Il devait convaincre qu’« ici on est en France » ! Pour preuve le nombre impressionnant de drapeaux français et européens dans la salle du centre culturel, et qu’il n’allait pas s’en laisser conter par des séparatistes déclarés ou insincères.
Mais de tout cela, il faut s’accommoder, en étant persuadé que le travail entamé et à fournir ainsi que les combats à mener sauront venir à bout des résistances les plus farouches.
L’absence de considération, le mépris, sont des flétrissures autrement plus douloureuses surtout quand elles ne sont pas ressenties personnellement mais par tout un peuple au travers de ses représentants démocratiquement élus.
Monsieur Macron avait peut-être le droit de tout refuser, le droit de passer sous silence le rapprochement des prisonniers politiques malgré la promesse faite la veille à l’épouse de M.Colonna, celui d’exclure la co-officialité de notre langue et d’écarter le statut de résident, celui de nous dire que nous étions comptables de nos mauvais résultats et responsables de la spéculation, celui de nous expliquer que le bilinguisme est une vertu, celui de nous annoncer la possibilité prochaine de téléphoner comme ailleurs et de nous offrir le bienfait de la « couverture réseau » comme jadis l’homme blanc jetait de la verroterie aux peuples indigènes, celui de vouloir jouer les apprentis-sorciers en souhaitant adapter les lois « Littoral et Montagne » ; M.Macron avait même le droit de nous expliquer, avec force détails, que la Corse est une île de Méditerranée.

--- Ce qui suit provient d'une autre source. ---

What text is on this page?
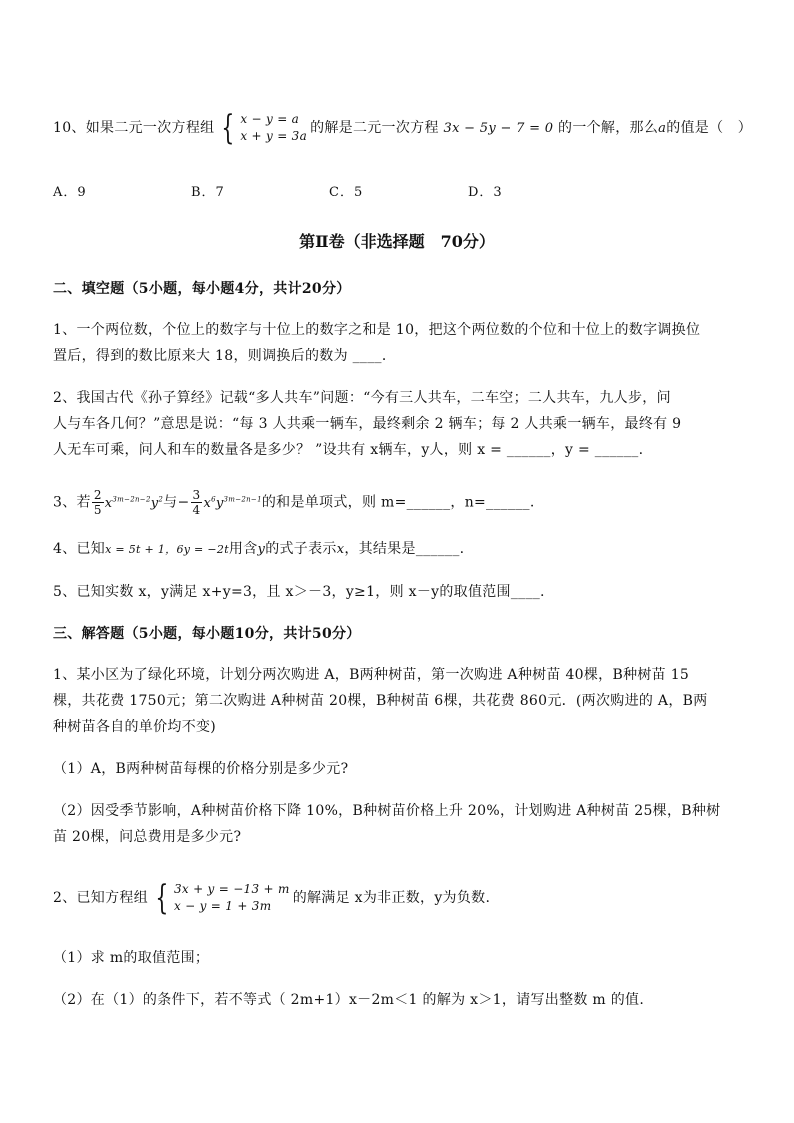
10、如果二元一次方程组 { x − y = a
x + y = 3a 的解是二元一次方程 3x − 5y − 7 = 0 的一个解，那么a的值是（　）
A．9	B．7	C．5	D．3
第Ⅱ卷（非选择题　70分）
二、填空题（5小题，每小题4分，共计20分）
1、一个两位数，个位上的数字与十位上的数字之和是 10，把这个两位数的个位和十位上的数字调换位
置后，得到的数比原来大 18，则调换后的数为 ____．
2、我国古代《孙子算经》记载“多人共车”问题：“今有三人共车，二车空；二人共车，九人步，问
人与车各几何？”意思是说：“每 3 人共乘一辆车，最终剩余 2 辆车；每 2 人共乘一辆车，最终有 9
人无车可乘，问人和车的数量各是多少？ ”设共有 x辆车，y人，则 x = ______，y = ______.
3、若 $\frac{2}{5} x^{3m-2n-2}y^2$与− $\frac{3}{4} x^6y^{3m-2n-1}$的和是单项式，则 m=______，n=______.
4、已知x = 5t + 1，6y = −2t用含y的式子表示x，其结果是______.
5、已知实数 x，y满足 x+y=3，且 x＞－3，y≥1，则 x－y的取值范围____.
三、解答题（5小题，每小题10分，共计50分）
1、某小区为了绿化环境，计划分两次购进 A，B两种树苗，第一次购进 A种树苗 40棵，B种树苗 15
棵，共花费 1750元；第二次购进 A种树苗 20棵，B种树苗 6棵，共花费 860元．(两次购进的 A，B两
种树苗各自的单价均不变)
（1）A，B两种树苗每棵的价格分别是多少元?
（2）因受季节影响，A种树苗价格下降 10%，B种树苗价格上升 20%，计划购进 A种树苗 25棵，B种树
苗 20棵，问总费用是多少元?
2、已知方程组 { 3x + y = −13 + m
x − y = 1 + 3m	的解满足 x为非正数，y为负数.
（1）求 m的取值范围；
（2）在（1）的条件下，若不等式（ 2m+1）x－2m＜1 的解为 x＞1，请写出整数 m 的值.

Il avait encore le droit de venir flanqué d’un ennemi déclaré de la Corse, génial décideur de la mise en place d’un préfet criminel qui commandita l’incendie de plusieurs établissement au prétexte du respect de l’état de droit.
Il avait enfin le droit d’exiger que le drapeau tricolore fut mis au fronton du grand hôtel.

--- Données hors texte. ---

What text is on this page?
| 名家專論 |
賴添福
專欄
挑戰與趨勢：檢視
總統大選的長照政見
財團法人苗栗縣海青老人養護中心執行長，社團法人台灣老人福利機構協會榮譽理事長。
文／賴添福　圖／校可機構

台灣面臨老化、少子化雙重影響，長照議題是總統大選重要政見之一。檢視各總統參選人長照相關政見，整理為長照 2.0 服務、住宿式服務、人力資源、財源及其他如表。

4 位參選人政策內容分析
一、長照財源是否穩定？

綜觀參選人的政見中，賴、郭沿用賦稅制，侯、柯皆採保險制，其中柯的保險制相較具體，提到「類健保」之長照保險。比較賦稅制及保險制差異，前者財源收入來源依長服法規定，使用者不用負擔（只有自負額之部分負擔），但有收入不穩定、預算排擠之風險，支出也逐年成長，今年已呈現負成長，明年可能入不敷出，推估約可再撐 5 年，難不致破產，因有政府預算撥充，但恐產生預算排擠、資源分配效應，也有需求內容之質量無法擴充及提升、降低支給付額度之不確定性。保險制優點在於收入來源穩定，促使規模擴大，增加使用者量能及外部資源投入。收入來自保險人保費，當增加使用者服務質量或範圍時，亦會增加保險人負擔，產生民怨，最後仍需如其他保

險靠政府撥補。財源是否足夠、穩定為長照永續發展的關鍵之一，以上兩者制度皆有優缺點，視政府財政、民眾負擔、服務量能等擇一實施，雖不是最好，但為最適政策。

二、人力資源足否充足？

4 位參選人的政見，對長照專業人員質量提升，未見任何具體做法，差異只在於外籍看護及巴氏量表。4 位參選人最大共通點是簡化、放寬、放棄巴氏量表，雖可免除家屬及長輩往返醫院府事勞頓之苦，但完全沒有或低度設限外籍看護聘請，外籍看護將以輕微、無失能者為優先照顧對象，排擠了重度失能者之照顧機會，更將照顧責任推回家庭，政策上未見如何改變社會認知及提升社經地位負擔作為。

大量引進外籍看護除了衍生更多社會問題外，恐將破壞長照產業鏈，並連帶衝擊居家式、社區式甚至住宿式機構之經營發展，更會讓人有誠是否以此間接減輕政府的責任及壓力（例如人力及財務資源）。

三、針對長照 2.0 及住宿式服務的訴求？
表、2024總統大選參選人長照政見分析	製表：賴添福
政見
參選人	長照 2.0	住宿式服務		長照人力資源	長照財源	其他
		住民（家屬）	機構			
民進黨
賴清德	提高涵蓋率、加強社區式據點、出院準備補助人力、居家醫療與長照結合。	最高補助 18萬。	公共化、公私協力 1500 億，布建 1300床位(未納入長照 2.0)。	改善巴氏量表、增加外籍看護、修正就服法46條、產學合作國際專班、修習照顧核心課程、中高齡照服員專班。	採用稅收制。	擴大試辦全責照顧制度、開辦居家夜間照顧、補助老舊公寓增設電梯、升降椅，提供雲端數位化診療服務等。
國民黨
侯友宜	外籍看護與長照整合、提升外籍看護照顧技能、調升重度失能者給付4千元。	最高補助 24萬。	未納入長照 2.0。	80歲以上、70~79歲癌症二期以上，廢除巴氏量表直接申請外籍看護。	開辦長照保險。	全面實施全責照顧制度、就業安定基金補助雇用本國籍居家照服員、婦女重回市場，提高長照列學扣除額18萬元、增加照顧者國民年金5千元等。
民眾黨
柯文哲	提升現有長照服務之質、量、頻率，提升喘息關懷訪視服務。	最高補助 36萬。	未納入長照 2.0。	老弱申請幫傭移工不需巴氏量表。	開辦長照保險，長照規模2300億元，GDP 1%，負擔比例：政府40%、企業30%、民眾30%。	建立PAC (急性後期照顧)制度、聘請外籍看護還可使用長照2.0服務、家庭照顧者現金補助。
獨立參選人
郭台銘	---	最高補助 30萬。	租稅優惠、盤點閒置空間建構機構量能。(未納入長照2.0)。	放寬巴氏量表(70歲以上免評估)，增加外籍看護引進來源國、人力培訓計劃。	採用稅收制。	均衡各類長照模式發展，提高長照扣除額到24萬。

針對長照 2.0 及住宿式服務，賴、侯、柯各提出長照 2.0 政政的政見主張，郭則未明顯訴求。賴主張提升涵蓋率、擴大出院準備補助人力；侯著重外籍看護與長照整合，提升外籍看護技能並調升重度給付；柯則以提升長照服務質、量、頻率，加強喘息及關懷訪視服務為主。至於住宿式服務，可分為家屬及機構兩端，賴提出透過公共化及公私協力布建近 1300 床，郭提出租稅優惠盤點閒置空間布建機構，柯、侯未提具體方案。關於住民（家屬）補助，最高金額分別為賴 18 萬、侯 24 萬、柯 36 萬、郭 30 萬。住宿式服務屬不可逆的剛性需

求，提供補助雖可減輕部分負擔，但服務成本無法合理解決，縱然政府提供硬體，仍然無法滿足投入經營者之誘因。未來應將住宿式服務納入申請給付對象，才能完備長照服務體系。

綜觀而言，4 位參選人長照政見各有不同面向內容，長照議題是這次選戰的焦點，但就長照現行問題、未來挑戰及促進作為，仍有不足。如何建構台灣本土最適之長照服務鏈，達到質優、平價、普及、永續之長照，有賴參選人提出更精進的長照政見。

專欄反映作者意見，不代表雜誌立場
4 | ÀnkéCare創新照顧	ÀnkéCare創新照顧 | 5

Mais pesaient également sur lui des obligations ; le respect d’autrui est pour chacun un devoir, fut il chef d’Etat.
De dire qu’il y a des choses qui « ne se plaident pas » pendant une commémoration aux côtés de la famille du défunt et devant l’ancien conseil d’Yvan Colonna, présent en sa qualité de Président du Conseil Exécutif ; cela, il n’en avait pas le droit.

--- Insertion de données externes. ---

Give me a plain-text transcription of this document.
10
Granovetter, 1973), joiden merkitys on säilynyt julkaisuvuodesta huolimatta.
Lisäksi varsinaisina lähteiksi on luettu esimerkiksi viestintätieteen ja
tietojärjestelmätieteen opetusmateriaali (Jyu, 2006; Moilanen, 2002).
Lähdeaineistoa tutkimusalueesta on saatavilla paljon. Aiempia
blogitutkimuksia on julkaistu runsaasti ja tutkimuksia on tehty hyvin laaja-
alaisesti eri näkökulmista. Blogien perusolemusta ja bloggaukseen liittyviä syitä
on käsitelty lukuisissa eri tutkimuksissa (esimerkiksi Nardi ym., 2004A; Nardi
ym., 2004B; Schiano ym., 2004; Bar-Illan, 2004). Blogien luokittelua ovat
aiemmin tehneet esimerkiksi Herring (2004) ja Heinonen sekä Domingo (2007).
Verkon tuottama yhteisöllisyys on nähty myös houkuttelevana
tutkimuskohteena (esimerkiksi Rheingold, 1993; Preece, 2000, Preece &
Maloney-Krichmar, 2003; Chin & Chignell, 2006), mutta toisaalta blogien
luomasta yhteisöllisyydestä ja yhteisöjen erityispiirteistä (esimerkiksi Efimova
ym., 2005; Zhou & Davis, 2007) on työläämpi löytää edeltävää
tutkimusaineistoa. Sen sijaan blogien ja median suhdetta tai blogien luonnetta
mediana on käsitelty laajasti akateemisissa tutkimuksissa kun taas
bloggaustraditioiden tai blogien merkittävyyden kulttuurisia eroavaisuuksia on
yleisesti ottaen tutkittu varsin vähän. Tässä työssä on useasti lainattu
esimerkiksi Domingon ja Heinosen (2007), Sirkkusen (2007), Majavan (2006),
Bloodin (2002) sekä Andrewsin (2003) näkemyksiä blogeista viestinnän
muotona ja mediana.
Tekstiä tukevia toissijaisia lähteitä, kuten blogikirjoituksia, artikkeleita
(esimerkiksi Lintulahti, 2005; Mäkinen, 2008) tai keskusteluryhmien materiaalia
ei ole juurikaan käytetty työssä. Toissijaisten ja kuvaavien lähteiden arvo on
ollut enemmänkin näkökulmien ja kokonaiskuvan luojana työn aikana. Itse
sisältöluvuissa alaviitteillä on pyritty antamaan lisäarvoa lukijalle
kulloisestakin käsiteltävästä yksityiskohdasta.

Refuser de se voir accueilli, à l’assemblée de Corse, par les conseillers territoriaux élus à une majorité absolue par le Peuple Corse, il n’en avait pas le droit.
Faire fouiller de manière humiliante des élus, y compris les présidents du Conseil Exécutif et de l’Assemblée, qui se rendaient à son allocation, il n’en avait pas le droit.
Interdire que fut placée une seule Bandera dans la salle de l’Alb’Oru où il prononça son discours, malgré sa demande d’un drapeau tricolore à l’assemblée de Corse et oubliant à dessein la Bandera qu’il plaça en arrière-plan à Furiani pour les besoins de sa campagne, il n’en avait pas le droit.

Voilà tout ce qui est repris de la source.